To be fair, it’s not the easiest story to translate to the screen. Rich in allegory and subtext, it’s probably best described as a teenage-friendly rewrite of Milton’s Paradise Lost, set in ‘a world both like, and unlike, our own’, where the skies are filled with vast, steampunky airships, and human souls manifest as ‘daemons’ – pet creatures you can talk to, like an existential Dr Doolittle.

Our plucky hero, Lyra Belacqua, is an orphan raised in the cloistered confines of an Oxford college, but who dreams of accompanying her famous uncle, Lord Asriel, on his voyages to the frozen north. Here, in a land of armoured, talking polar bears, Asriel is investigating the phenomenon of ‘dust’ – effectively particles of original sin that cluster around adults once their childhood innocence has been lost. (Told you it was complicated.)

So it’s a coming of age story, and a sexual awakening story – one that pitches Lyra against the imposing forces of the Magisterium, arch-atheist Pullman’s thinly-veiled take on the Catholic Church. But it’s also a rip-roaring adventure tale, full of heroes and villains (like the child-snatching ‘Gobblers’), magic and wonder, triumph and heartbreak.

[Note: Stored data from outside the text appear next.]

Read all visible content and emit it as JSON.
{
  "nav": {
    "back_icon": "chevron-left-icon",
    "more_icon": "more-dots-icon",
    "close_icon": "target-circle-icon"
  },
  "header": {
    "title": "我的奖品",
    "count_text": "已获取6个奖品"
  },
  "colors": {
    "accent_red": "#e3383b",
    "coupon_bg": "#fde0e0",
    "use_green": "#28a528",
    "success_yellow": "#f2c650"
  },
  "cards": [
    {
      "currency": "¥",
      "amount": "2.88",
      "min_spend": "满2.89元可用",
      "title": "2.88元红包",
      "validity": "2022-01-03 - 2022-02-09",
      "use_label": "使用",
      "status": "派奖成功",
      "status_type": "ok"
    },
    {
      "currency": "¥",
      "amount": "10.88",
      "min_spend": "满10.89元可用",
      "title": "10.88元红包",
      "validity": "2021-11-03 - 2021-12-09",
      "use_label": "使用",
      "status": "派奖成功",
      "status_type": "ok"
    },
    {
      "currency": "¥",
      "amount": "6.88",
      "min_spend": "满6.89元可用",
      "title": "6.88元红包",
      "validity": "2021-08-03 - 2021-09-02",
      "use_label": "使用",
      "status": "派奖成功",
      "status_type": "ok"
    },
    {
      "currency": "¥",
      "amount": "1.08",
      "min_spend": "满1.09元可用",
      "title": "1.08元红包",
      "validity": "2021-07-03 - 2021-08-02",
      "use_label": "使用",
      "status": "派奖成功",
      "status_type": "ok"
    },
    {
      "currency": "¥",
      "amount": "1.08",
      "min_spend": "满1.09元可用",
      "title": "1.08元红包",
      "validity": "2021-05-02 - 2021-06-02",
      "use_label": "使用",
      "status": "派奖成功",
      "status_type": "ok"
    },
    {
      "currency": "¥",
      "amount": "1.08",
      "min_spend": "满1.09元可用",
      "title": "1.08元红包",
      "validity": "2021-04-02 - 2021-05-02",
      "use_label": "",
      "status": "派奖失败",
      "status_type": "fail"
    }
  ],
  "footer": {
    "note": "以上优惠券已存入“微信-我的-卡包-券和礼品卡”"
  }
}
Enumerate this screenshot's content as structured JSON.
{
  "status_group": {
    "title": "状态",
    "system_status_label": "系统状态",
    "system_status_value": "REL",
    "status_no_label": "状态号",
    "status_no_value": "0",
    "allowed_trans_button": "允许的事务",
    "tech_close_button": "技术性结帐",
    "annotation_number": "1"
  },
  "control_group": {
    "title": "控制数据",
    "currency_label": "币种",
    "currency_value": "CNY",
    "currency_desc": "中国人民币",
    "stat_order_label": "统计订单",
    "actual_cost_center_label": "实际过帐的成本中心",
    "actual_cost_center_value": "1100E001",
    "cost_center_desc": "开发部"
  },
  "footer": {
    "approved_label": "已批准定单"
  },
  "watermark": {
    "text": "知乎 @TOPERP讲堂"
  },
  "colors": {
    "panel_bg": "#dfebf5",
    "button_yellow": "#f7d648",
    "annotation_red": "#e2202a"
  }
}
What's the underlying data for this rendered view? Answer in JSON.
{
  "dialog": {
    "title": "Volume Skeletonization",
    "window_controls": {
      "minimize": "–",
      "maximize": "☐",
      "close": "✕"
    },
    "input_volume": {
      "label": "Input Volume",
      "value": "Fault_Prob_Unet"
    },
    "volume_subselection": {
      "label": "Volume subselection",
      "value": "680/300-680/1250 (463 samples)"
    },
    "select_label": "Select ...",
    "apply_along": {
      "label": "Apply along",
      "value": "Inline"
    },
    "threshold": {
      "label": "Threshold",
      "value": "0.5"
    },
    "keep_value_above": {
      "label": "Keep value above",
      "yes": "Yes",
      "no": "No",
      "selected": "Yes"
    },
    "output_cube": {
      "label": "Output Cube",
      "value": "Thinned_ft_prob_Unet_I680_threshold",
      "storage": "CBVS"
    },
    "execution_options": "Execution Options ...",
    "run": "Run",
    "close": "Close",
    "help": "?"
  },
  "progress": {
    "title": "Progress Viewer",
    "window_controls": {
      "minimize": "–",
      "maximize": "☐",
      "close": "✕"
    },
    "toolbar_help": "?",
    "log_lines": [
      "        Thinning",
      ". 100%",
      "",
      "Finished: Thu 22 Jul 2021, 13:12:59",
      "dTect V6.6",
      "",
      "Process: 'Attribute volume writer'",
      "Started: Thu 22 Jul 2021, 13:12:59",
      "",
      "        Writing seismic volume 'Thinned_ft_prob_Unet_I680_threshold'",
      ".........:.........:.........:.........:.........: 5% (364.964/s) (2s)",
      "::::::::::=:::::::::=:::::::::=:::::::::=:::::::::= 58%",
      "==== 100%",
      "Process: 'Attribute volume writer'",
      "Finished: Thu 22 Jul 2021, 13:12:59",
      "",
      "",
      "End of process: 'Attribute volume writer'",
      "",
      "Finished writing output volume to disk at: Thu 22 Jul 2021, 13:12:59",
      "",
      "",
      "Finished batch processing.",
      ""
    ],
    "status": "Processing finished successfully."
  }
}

For this blockbuster TV adaptation, the BBC has very sensibly turned to Jack Thorne, JK Rowling’s co-writer on the Olivier and Tony Award-winning Harry Potter and the Cursed Child. They’ve also assembled a stellar cast, led by James McAvoy as Asriel and Ruth Wilson as the mysterious and seductive Mrs Coulter, alongside 14-year-old Dafne Keen, who’s as close to a perfect screen Lyra as fans could wish for.

With Ofcom warning last week of a ‘lost generation’ of young viewers being snatched away from the BBC by the Gobblers of Netflix and YouTube, this is the perfect Sunday night spectacle with which tempt them back. It’s pretty fantastic for us grown-ups, too.


Riding a Dream (ITV)

This summer, Khadijah Mellah, an 18-year-old Muslim from Peckham, defied the odds by galloping home to victory in the Magnolia Cup charity race at Glorious Goodwood. A rank outsider, who three months earlier had never even sat on a racehorse, the smart, grounded teen’s triumph against more experienced (and much posher) opponents riding better horses rewarded the filmmakers who’d been following her progress with the perfect, punch-the-air Hollywood ending.


Rich Hall’s Red Menace (BBC4)

Three decades after the fall of the Berlin Wall, Rich Hall’s witty but scholarly take on the Cold War traced how successive Soviet and American leaders and their spooks and scientists put the MAD into Mutually Assured Destruction. Alongside the usual suspects like Khrushchev and Kennedy, we learned about the surprising roles played in the atomic stand-off by, among others, a screaming baby, a spying cat and cartoon moose/squirrel combo Rocky and Bullwinkle.